= Catherine Scorer =

Catherine Susan Scorer (10 November 1947 – 3 April 1986) was a solicitor, an author and an active member of the National Council for Civil Liberties.

==Early life==
She was born at University College Hospital, the daughter of architect Sam Scorer and his wife Anne.

She attended Christ's Hospital Girls' High School, a girls' grammar school, and later studied history at the University of York.

==Career==
She was employed by the Technical, Administrative and Supervisory Section of the Amalgamated Union of Engineering Workers in 1979, first as a research officer, then as a legal officer.

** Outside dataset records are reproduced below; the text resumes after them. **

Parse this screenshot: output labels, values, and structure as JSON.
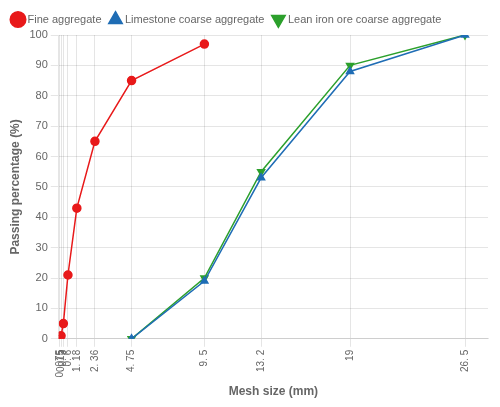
{
  "chart_data": {
    "type": "line",
    "x_label": "Mesh size (mm)",
    "y_label": "Passing percentage (%)",
    "xlim": [
      0,
      28
    ],
    "xticks": [
      {
        "value": 0.075,
        "label": "0. 075"
      },
      {
        "value": 0.15,
        "label": "0. 15"
      },
      {
        "value": 0.3,
        "label": "0. 3"
      },
      {
        "value": 0.6,
        "label": "0. 6"
      },
      {
        "value": 1.18,
        "label": "1. 18"
      },
      {
        "value": 2.36,
        "label": "2. 36"
      },
      {
        "value": 4.75,
        "label": "4. 75"
      },
      {
        "value": 9.5,
        "label": "9. 5"
      },
      {
        "value": 13.2,
        "label": "13. 2"
      },
      19,
      {
        "value": 26.5,
        "label": "26. 5"
      }
    ],
    "ylim": [
      0,
      100
    ],
    "yticks": [
      0,
      10,
      20,
      30,
      40,
      50,
      60,
      70,
      80,
      90,
      100
    ],
    "grid": true,
    "legend": "upper left",
    "series": [
      {
        "name": "Fine aggregate",
        "color": "#e8191a",
        "marker": "circle",
        "x": [
          0.075,
          0.15,
          0.3,
          0.6,
          1.18,
          2.36,
          4.75,
          9.5
        ],
        "values": [
          0,
          1,
          5,
          21,
          43,
          65,
          85,
          97
        ]
      },
      {
        "name": "Limestone coarse aggregate",
        "color": "#1f6db5",
        "marker": "triangle_up",
        "x": [
          4.75,
          9.5,
          13.2,
          19,
          26.5
        ],
        "values": [
          0,
          19,
          53,
          88,
          100
        ]
      },
      {
        "name": "Lean iron ore coarse aggregate",
        "color": "#2ca02c",
        "marker": "triangle_down",
        "x": [
          4.75,
          9.5,
          13.2,
          19,
          26.5
        ],
        "values": [
          0,
          20,
          55,
          90,
          100
        ]
      }
    ]
  }
}
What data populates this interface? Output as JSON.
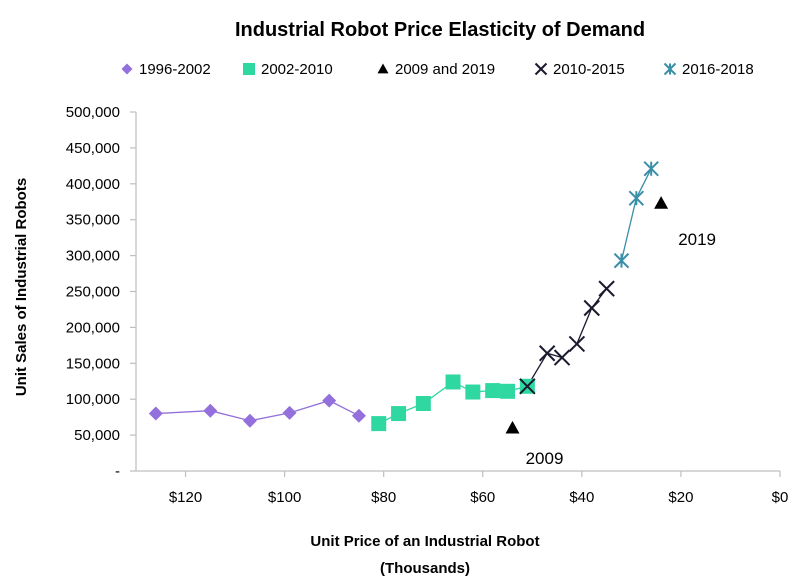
{
  "chart_data": {
    "type": "scatter",
    "title": "Industrial Robot Price Elasticity of Demand",
    "xlabel": "Unit Price of an Industrial Robot",
    "xlabel_sub": "(Thousands)",
    "ylabel": "Unit Sales of Industrial Robots",
    "x_reversed": true,
    "xlim": [
      0,
      130
    ],
    "ylim": [
      0,
      500000
    ],
    "x_ticks": [
      120,
      100,
      80,
      60,
      40,
      20,
      0
    ],
    "x_tick_labels": [
      "$120",
      "$100",
      "$80",
      "$60",
      "$40",
      "$20",
      "$0"
    ],
    "y_ticks": [
      0,
      50000,
      100000,
      150000,
      200000,
      250000,
      300000,
      350000,
      400000,
      450000,
      500000
    ],
    "y_tick_labels": [
      "-",
      "50,000",
      "100,000",
      "150,000",
      "200,000",
      "250,000",
      "300,000",
      "350,000",
      "400,000",
      "450,000",
      "500,000"
    ],
    "grid": false,
    "legend_position": "top",
    "series": [
      {
        "name": "1996-2002",
        "marker": "diamond",
        "color": "#9370DB",
        "line": true,
        "x": [
          126,
          115,
          107,
          99,
          91,
          85
        ],
        "y": [
          80000,
          84000,
          70000,
          81000,
          98000,
          77000
        ]
      },
      {
        "name": "2002-2010",
        "marker": "square",
        "color": "#2FD8A0",
        "line": true,
        "x": [
          81,
          77,
          72,
          66,
          62,
          58,
          55,
          51
        ],
        "y": [
          66000,
          80000,
          94000,
          124000,
          110000,
          112000,
          111000,
          118000
        ]
      },
      {
        "name": "2009 and 2019",
        "marker": "triangle",
        "color": "#000000",
        "line": false,
        "x": [
          54,
          24
        ],
        "y": [
          60000,
          373000
        ]
      },
      {
        "name": "2010-2015",
        "marker": "x",
        "color": "#1a1a2e",
        "line": true,
        "x": [
          51,
          47,
          44,
          41,
          38,
          35
        ],
        "y": [
          118000,
          164000,
          158000,
          177000,
          227000,
          254000
        ]
      },
      {
        "name": "2016-2018",
        "marker": "asterisk",
        "color": "#3A8FA8",
        "line": true,
        "x": [
          32,
          29,
          26
        ],
        "y": [
          293000,
          380000,
          421000
        ]
      }
    ],
    "annotations": [
      {
        "text": "2009",
        "x": 54,
        "y": 60000
      },
      {
        "text": "2019",
        "x": 24,
        "y": 373000
      }
    ]
  }
}
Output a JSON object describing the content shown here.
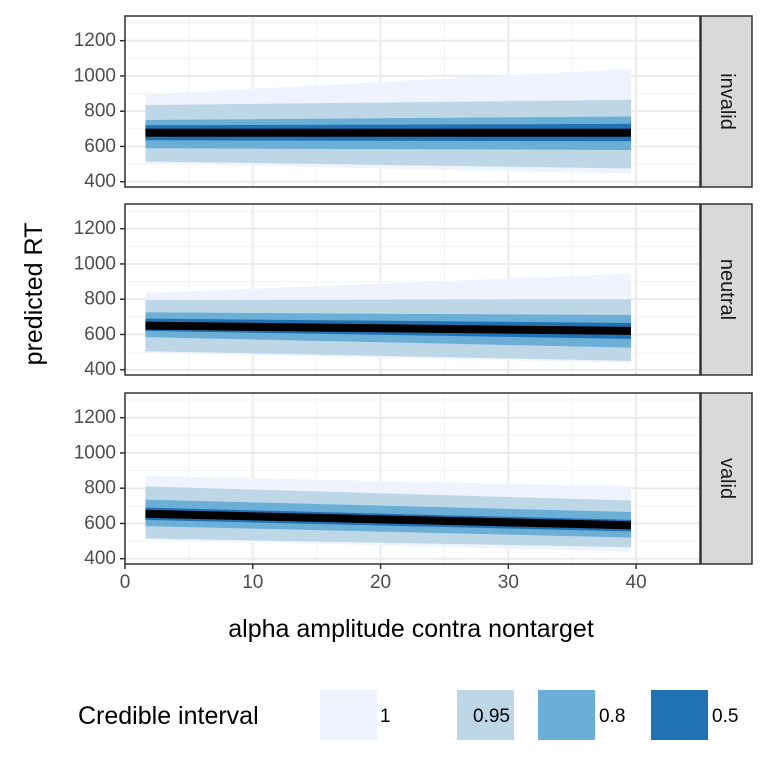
{
  "chart_data": {
    "type": "area",
    "xlabel": "alpha amplitude contra nontarget",
    "ylabel": "predicted RT",
    "xlim": [
      0,
      45
    ],
    "ylim": [
      370,
      1340
    ],
    "x_ticks": [
      0,
      10,
      20,
      30,
      40
    ],
    "y_ticks": [
      400,
      600,
      800,
      1000,
      1200
    ],
    "grid": true,
    "legend": {
      "title": "Credible interval",
      "position": "bottom",
      "entries": [
        {
          "label": "1",
          "color": "#eff3ff"
        },
        {
          "label": "0.95",
          "color": "#bdd7e7"
        },
        {
          "label": "0.8",
          "color": "#6baed6"
        },
        {
          "label": "0.5",
          "color": "#2171b5"
        }
      ]
    },
    "line_color": "#000000",
    "x": [
      1.6,
      39.6
    ],
    "panels": [
      {
        "label": "invalid",
        "mean": [
          678,
          678
        ],
        "bands": [
          {
            "level": "1",
            "lower": [
              505,
              445
            ],
            "upper": [
              895,
              1040
            ]
          },
          {
            "level": "0.95",
            "lower": [
              515,
              475
            ],
            "upper": [
              835,
              865
            ]
          },
          {
            "level": "0.8",
            "lower": [
              590,
              580
            ],
            "upper": [
              750,
              770
            ]
          },
          {
            "level": "0.5",
            "lower": [
              635,
              630
            ],
            "upper": [
              720,
              728
            ]
          }
        ]
      },
      {
        "label": "neutral",
        "mean": [
          650,
          620
        ],
        "bands": [
          {
            "level": "1",
            "lower": [
              495,
              440
            ],
            "upper": [
              835,
              945
            ]
          },
          {
            "level": "0.95",
            "lower": [
              505,
              450
            ],
            "upper": [
              795,
              800
            ]
          },
          {
            "level": "0.8",
            "lower": [
              585,
              525
            ],
            "upper": [
              725,
              710
            ]
          },
          {
            "level": "0.5",
            "lower": [
              620,
              575
            ],
            "upper": [
              690,
              665
            ]
          }
        ]
      },
      {
        "label": "valid",
        "mean": [
          655,
          590
        ],
        "bands": [
          {
            "level": "1",
            "lower": [
              510,
              440
            ],
            "upper": [
              870,
              810
            ]
          },
          {
            "level": "0.95",
            "lower": [
              515,
              465
            ],
            "upper": [
              810,
              730
            ]
          },
          {
            "level": "0.8",
            "lower": [
              585,
              520
            ],
            "upper": [
              735,
              665
            ]
          },
          {
            "level": "0.5",
            "lower": [
              620,
              555
            ],
            "upper": [
              690,
              620
            ]
          }
        ]
      }
    ]
  }
}
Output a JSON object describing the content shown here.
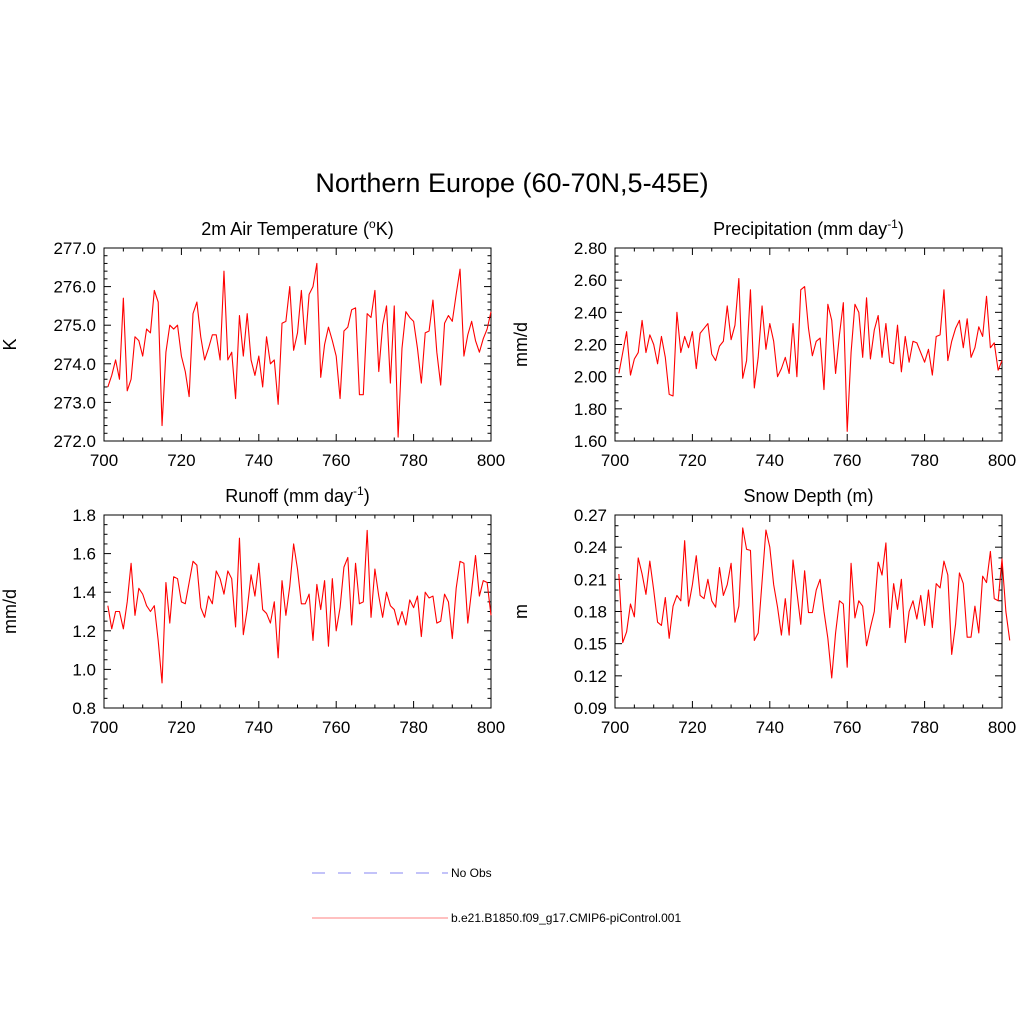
{
  "figure_title": "Northern Europe (60-70N,5-45E)",
  "legend": [
    {
      "label": "No Obs",
      "style": "dashed",
      "color": "#9f9ff5"
    },
    {
      "label": "b.e21.B1850.f09_g17.CMIP6-piControl.001",
      "style": "solid",
      "color": "#ff9a9a"
    }
  ],
  "line_color": "#ff0000",
  "chart_data": [
    {
      "type": "line",
      "title_parts": [
        {
          "t": "2m Air Temperature ("
        },
        {
          "t": "o",
          "sup": true
        },
        {
          "t": "K)"
        }
      ],
      "ylabel": "K",
      "xlim": [
        700,
        800
      ],
      "ylim": [
        272.0,
        277.0
      ],
      "xticks": [
        700,
        720,
        740,
        760,
        780,
        800
      ],
      "yticks": [
        272.0,
        273.0,
        274.0,
        275.0,
        276.0,
        277.0
      ],
      "yticklabels": [
        "272.0",
        "273.0",
        "274.0",
        "275.0",
        "276.0",
        "277.0"
      ],
      "yminor": 4,
      "series": [
        {
          "name": "b.e21.B1850.f09_g17.CMIP6-piControl.001",
          "x_start": 701,
          "values": [
            273.4,
            273.7,
            274.1,
            273.6,
            275.7,
            273.3,
            273.6,
            274.7,
            274.6,
            274.2,
            274.9,
            274.8,
            275.9,
            275.6,
            272.4,
            274.3,
            275.0,
            274.9,
            275.0,
            274.2,
            273.8,
            273.15,
            275.3,
            275.6,
            274.7,
            274.1,
            274.4,
            274.75,
            274.75,
            274.1,
            276.4,
            274.1,
            274.3,
            273.1,
            275.25,
            274.2,
            275.3,
            274.1,
            273.7,
            274.2,
            273.4,
            274.7,
            274.0,
            274.1,
            272.95,
            275.05,
            275.1,
            276.0,
            274.35,
            274.8,
            275.9,
            274.5,
            275.8,
            276.0,
            276.6,
            273.65,
            274.5,
            274.95,
            274.6,
            274.2,
            273.1,
            274.85,
            274.95,
            275.4,
            275.45,
            273.2,
            273.2,
            275.3,
            275.2,
            275.9,
            273.8,
            275.0,
            275.5,
            273.5,
            275.5,
            272.1,
            274.4,
            275.35,
            275.2,
            275.1,
            274.4,
            273.5,
            274.8,
            274.85,
            275.65,
            274.3,
            273.45,
            275.05,
            275.25,
            275.1,
            275.8,
            276.45,
            274.2,
            274.75,
            275.1,
            274.6,
            274.3,
            274.65,
            274.9,
            275.35
          ]
        }
      ]
    },
    {
      "type": "line",
      "title_parts": [
        {
          "t": "Precipitation (mm day"
        },
        {
          "t": "-1",
          "sup": true
        },
        {
          "t": ")"
        }
      ],
      "ylabel": "mm/d",
      "xlim": [
        700,
        800
      ],
      "ylim": [
        1.6,
        2.8
      ],
      "xticks": [
        700,
        720,
        740,
        760,
        780,
        800
      ],
      "yticks": [
        1.6,
        1.8,
        2.0,
        2.2,
        2.4,
        2.6,
        2.8
      ],
      "yticklabels": [
        "1.60",
        "1.80",
        "2.00",
        "2.20",
        "2.40",
        "2.60",
        "2.80"
      ],
      "yminor": 3,
      "series": [
        {
          "name": "b.e21.B1850.f09_g17.CMIP6-piControl.001",
          "x_start": 701,
          "values": [
            2.02,
            2.15,
            2.28,
            2.01,
            2.11,
            2.15,
            2.35,
            2.15,
            2.26,
            2.2,
            2.08,
            2.25,
            2.12,
            1.89,
            1.88,
            2.4,
            2.15,
            2.25,
            2.18,
            2.28,
            2.05,
            2.27,
            2.3,
            2.33,
            2.14,
            2.1,
            2.19,
            2.22,
            2.44,
            2.23,
            2.32,
            2.61,
            1.99,
            2.1,
            2.54,
            1.93,
            2.12,
            2.44,
            2.17,
            2.33,
            2.22,
            2.0,
            2.05,
            2.12,
            2.02,
            2.33,
            2.0,
            2.54,
            2.56,
            2.3,
            2.13,
            2.22,
            2.24,
            1.92,
            2.45,
            2.35,
            2.02,
            2.26,
            2.46,
            1.66,
            2.15,
            2.45,
            2.4,
            2.12,
            2.49,
            2.11,
            2.29,
            2.38,
            2.12,
            2.33,
            2.09,
            2.08,
            2.32,
            2.03,
            2.25,
            2.09,
            2.22,
            2.21,
            2.15,
            2.09,
            2.17,
            2.01,
            2.25,
            2.26,
            2.54,
            2.1,
            2.22,
            2.3,
            2.35,
            2.18,
            2.36,
            2.12,
            2.18,
            2.31,
            2.25,
            2.5,
            2.18,
            2.21,
            2.04,
            2.1
          ]
        }
      ]
    },
    {
      "type": "line",
      "title_parts": [
        {
          "t": "Runoff (mm day"
        },
        {
          "t": "-1",
          "sup": true
        },
        {
          "t": ")"
        }
      ],
      "ylabel": "mm/d",
      "xlim": [
        700,
        800
      ],
      "ylim": [
        0.8,
        1.8
      ],
      "xticks": [
        700,
        720,
        740,
        760,
        780,
        800
      ],
      "yticks": [
        0.8,
        1.0,
        1.2,
        1.4,
        1.6,
        1.8
      ],
      "yticklabels": [
        "0.8",
        "1.0",
        "1.2",
        "1.4",
        "1.6",
        "1.8"
      ],
      "yminor": 3,
      "series": [
        {
          "name": "b.e21.B1850.f09_g17.CMIP6-piControl.001",
          "x_start": 701,
          "values": [
            1.33,
            1.21,
            1.3,
            1.3,
            1.21,
            1.35,
            1.55,
            1.28,
            1.42,
            1.39,
            1.33,
            1.3,
            1.33,
            1.15,
            0.93,
            1.45,
            1.24,
            1.48,
            1.47,
            1.35,
            1.34,
            1.45,
            1.56,
            1.54,
            1.32,
            1.27,
            1.38,
            1.34,
            1.51,
            1.47,
            1.39,
            1.51,
            1.47,
            1.22,
            1.68,
            1.18,
            1.31,
            1.49,
            1.38,
            1.55,
            1.31,
            1.29,
            1.24,
            1.35,
            1.06,
            1.46,
            1.28,
            1.43,
            1.65,
            1.52,
            1.34,
            1.34,
            1.39,
            1.15,
            1.44,
            1.31,
            1.46,
            1.12,
            1.47,
            1.2,
            1.32,
            1.53,
            1.58,
            1.23,
            1.55,
            1.34,
            1.35,
            1.72,
            1.27,
            1.52,
            1.38,
            1.27,
            1.4,
            1.33,
            1.31,
            1.23,
            1.3,
            1.23,
            1.36,
            1.32,
            1.38,
            1.17,
            1.4,
            1.37,
            1.38,
            1.24,
            1.25,
            1.39,
            1.35,
            1.16,
            1.42,
            1.56,
            1.55,
            1.24,
            1.41,
            1.59,
            1.38,
            1.46,
            1.45,
            1.28
          ]
        }
      ]
    },
    {
      "type": "line",
      "title_parts": [
        {
          "t": "Snow Depth (m)"
        }
      ],
      "ylabel": "m",
      "xlim": [
        700,
        800
      ],
      "ylim": [
        0.09,
        0.27
      ],
      "xticks": [
        700,
        720,
        740,
        760,
        780,
        800
      ],
      "yticks": [
        0.09,
        0.12,
        0.15,
        0.18,
        0.21,
        0.24,
        0.27
      ],
      "yticklabels": [
        "0.09",
        "0.12",
        "0.15",
        "0.18",
        "0.21",
        "0.24",
        "0.27"
      ],
      "yminor": 2,
      "series": [
        {
          "name": "b.e21.B1850.f09_g17.CMIP6-piControl.001",
          "x_start": 701,
          "values": [
            0.215,
            0.151,
            0.161,
            0.187,
            0.175,
            0.23,
            0.215,
            0.196,
            0.227,
            0.2,
            0.17,
            0.167,
            0.193,
            0.155,
            0.185,
            0.195,
            0.19,
            0.246,
            0.185,
            0.205,
            0.232,
            0.195,
            0.192,
            0.21,
            0.19,
            0.184,
            0.221,
            0.195,
            0.205,
            0.225,
            0.17,
            0.185,
            0.258,
            0.238,
            0.237,
            0.153,
            0.16,
            0.208,
            0.256,
            0.24,
            0.205,
            0.184,
            0.158,
            0.192,
            0.158,
            0.228,
            0.198,
            0.168,
            0.218,
            0.179,
            0.179,
            0.2,
            0.21,
            0.18,
            0.155,
            0.118,
            0.16,
            0.19,
            0.187,
            0.128,
            0.225,
            0.174,
            0.19,
            0.185,
            0.148,
            0.165,
            0.18,
            0.226,
            0.214,
            0.244,
            0.165,
            0.206,
            0.182,
            0.21,
            0.151,
            0.18,
            0.19,
            0.173,
            0.195,
            0.167,
            0.2,
            0.165,
            0.206,
            0.202,
            0.227,
            0.214,
            0.14,
            0.168,
            0.216,
            0.206,
            0.156,
            0.156,
            0.185,
            0.16,
            0.213,
            0.207,
            0.236,
            0.192,
            0.19,
            0.229,
            0.18,
            0.153
          ]
        }
      ]
    }
  ]
}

She was on the executive of the Haldane Society of Socialist Lawyers and of the National Council for Civil Liberties of which she was the chair in 1983-1984. She was the council's first Northern Ireland officer and chaired its Northern Ireland committee, having been involved in the Northern Ireland Civil Rights Association. She was on the executive committee of the Communist Party of Great Britain.

She typed a statement for Kenneth Lennon, an Irish police informant, three days before he was found shot dead in a ditch in Surrey in 1974.

===Publications===
- Fight Tory Laws, Liaison Committee for the Defence of Trade Unions, 1985
- (with Patricia Hewitt) The New Prevention of Terrorism Act: The Case for Repeal, Civil Liberties Trust, 1985
- (with Ann Sedley) Amending the Equality Laws, Civil Liberties Trust, 1983
- Prevention of Terrorism Act: The Case for Repeal, National Council for Civil Liberties, 1981
- The Prevention Of Terrorism Acts 1974 And 1976: A Report On The Operation Of The Law, National Council for Civil Liberties, 1976

==Personal life==
She died in 1986 at Hammersmith Hospital.